Multiple Project Deployment with Azure DevOps

In this article I will demonstrate how to create multiple builds and releases for a single Visual Studio solution that contains multiple projects.

I want to create a separate build and release pipeline for each project.

The repository that I use for this article can be found at , it is composed of a single solution, SampleApp, containing three projects, SampleWebApp, a .NET Core Web App, SampleWebApi, a .NET Core Web Api and SampleFuncApp, a .NET Core Azure Function.

I named my project SampleApp with a single repository.

Navigate to Pipelines, click New and then New build pipeline.

Click Use the classic editor.

By default, the first repository will be selected for you, just click Continue.

In the search box type Core.

Select ASP.NET Core and then click Apply.

In a future article I will show how to do this YAML, but as of this time, the YAML

Since we only want to work with a single project, we need to provide the directory to our project, along with any test projects.

Type SampleWebApp/*.csproj for Project(s) to restore and build.

Type SampleWebAppTests/*.csproj for Project(s) to test.

I only want the build to kick off if some of the files actually changed in the SampleWebApp project.

To do this, we will make use of the Path Filters properties in the Triggers settings for the build.

Check Enable continuous integration.

Under Branch Filters, click Add and add the master branch. Anytime there is a commit to the master branch a build will start.

Under Path filters, we need to specify the paths to look for file changes, you will want to include /SampleWebApp and /SampleWebAppTests. If you shared code with either of these projects you would want to be sure to include those project paths.

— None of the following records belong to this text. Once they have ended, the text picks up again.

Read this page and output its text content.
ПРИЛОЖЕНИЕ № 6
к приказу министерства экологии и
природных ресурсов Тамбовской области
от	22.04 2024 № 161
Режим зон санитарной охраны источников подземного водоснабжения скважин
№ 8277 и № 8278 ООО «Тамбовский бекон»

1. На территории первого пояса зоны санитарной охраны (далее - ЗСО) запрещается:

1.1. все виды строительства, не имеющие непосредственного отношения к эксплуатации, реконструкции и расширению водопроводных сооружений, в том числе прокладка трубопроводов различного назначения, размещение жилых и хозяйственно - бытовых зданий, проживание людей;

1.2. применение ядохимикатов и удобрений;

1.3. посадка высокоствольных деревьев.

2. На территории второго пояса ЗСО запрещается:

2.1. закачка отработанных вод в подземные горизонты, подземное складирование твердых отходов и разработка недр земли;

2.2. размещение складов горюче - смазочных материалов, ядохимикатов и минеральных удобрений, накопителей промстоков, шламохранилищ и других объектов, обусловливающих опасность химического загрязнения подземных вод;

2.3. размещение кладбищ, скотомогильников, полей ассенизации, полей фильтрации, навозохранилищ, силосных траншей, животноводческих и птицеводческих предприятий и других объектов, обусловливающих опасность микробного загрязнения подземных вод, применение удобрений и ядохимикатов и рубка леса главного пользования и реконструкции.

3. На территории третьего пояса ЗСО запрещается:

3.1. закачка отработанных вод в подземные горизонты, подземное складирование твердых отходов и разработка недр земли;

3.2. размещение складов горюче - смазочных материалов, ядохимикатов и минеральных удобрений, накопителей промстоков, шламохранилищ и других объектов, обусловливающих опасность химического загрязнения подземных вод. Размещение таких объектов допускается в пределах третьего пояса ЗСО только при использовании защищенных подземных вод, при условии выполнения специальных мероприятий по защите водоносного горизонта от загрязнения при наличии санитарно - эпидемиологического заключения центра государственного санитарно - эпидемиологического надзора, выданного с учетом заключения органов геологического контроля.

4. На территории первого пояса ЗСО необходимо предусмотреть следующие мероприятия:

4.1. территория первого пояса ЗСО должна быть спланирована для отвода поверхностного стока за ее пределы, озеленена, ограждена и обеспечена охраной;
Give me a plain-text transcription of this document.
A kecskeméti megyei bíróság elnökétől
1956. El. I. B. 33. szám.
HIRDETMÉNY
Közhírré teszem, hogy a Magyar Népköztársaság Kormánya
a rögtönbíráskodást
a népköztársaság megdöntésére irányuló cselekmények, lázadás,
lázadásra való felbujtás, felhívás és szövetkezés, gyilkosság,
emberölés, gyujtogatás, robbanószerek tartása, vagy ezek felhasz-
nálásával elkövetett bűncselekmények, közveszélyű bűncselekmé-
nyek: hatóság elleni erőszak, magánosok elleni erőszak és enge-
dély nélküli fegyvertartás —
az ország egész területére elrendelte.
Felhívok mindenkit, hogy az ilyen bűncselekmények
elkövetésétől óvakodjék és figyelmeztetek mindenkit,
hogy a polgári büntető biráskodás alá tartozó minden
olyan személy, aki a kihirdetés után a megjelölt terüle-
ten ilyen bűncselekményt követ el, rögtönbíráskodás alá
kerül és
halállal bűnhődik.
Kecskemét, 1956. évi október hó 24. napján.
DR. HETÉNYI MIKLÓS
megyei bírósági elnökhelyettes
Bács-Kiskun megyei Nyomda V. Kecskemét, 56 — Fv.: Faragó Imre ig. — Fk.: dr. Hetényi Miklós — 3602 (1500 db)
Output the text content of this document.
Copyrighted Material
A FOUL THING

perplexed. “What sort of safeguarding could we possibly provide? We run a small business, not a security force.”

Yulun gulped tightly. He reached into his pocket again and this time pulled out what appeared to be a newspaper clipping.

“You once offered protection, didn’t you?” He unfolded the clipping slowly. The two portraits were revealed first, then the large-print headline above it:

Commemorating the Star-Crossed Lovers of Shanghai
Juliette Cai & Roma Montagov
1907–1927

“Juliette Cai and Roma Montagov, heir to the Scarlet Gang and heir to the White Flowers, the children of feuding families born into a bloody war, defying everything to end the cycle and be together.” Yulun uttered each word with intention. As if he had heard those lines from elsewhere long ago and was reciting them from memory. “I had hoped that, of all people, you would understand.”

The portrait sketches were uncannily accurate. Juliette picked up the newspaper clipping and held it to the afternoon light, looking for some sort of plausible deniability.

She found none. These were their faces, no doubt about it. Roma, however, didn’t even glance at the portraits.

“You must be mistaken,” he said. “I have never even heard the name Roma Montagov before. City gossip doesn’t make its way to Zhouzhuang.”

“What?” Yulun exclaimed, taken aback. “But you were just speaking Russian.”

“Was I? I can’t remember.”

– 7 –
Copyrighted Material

We are now ready to kick-off our first build.

Click Save & queue and then Save & queue.

When prompted to Save build pipeline and queue, click Save & queue.

Assuming everything was setup correctly, our first build is created.

You can get to the build quickly by clicking the build number located in the green information bar.

Now you can sit back and watch the build do it’s stuff.

Wash, rinse and repeat for the SampleWebApi and SampleFuncApp projects.

17 Replies to “Multiple Project Deployment with Azure DevOps”

  1. Thanks for your post.

    If you have a shared project used by the 3 other projects. There aren’t a problem if there are a change only on is this shared project?

    1. It all depends what you put in the path filters, if you want your other three projects to trigger off of changes to the shared project, add the shared project to the path filter.

  2. Thanks for this is great post, it guided me with the question about deploying multiple projects with Azure Devops. The only missing detail is to uncheck the “Publish Web Projects” option in the Publish Task. I had a lot of problems until the moment I uncheck that option . I don’t know if it worked for you leaving that option checked.

    Anyways, thanks a lot of the post.

  3. We have a .Net solution with multiple C# projects in it. MVC, MVC web api, class libraries, test projects etc.

    Do we need to create separate yaml for every project or we can have single yaml for multiple CSProj?

    1. I would imagine you could create a single YAML file, as the YAML file just defines tasks to run, not sure why you could not run multiple build and publish tasks. The thing I would question though is the maintenance of the YAML files, I think that concepts like encapsulation and single responsibility (build per file) should apply to configuration files.

  4. Matt: I am working on ASP.NET MVC Application and the basic ASP.NET template does not have project selection option when creating build pipeline. My solution has multiple projects, that I need to build each of them separately and deploy them to different servers. Do you have any suggestions?. Thanks in advance.

    1. Hi @vasavij,

      I think if you build them separately, you will generate different artifacts. I have a solution with three projects that all build on the appropriate trigger and generate their artifacts, I then have a release pipelines set up for each build/artifact.

      Is that what you are trying to do?

  5. Hi Matt, i have multiple projects in a solution(which is the master branch). Every time when a new change/Checkin happens to any of the project in Master branch, all projects are built again. Is there a way to build only projects which are changed in a single YAML file?

  6. I’ve got more than one test project in the solution. My inputs for the ‘test’ command are specifying projects as ‘**/*.Test.csproj’
    When test and coverage tasks are run the ‘publish code coverage results’ task is overwriting the previous results.
    Is there a way to specify project path so the consequent runs would not overwrite each other?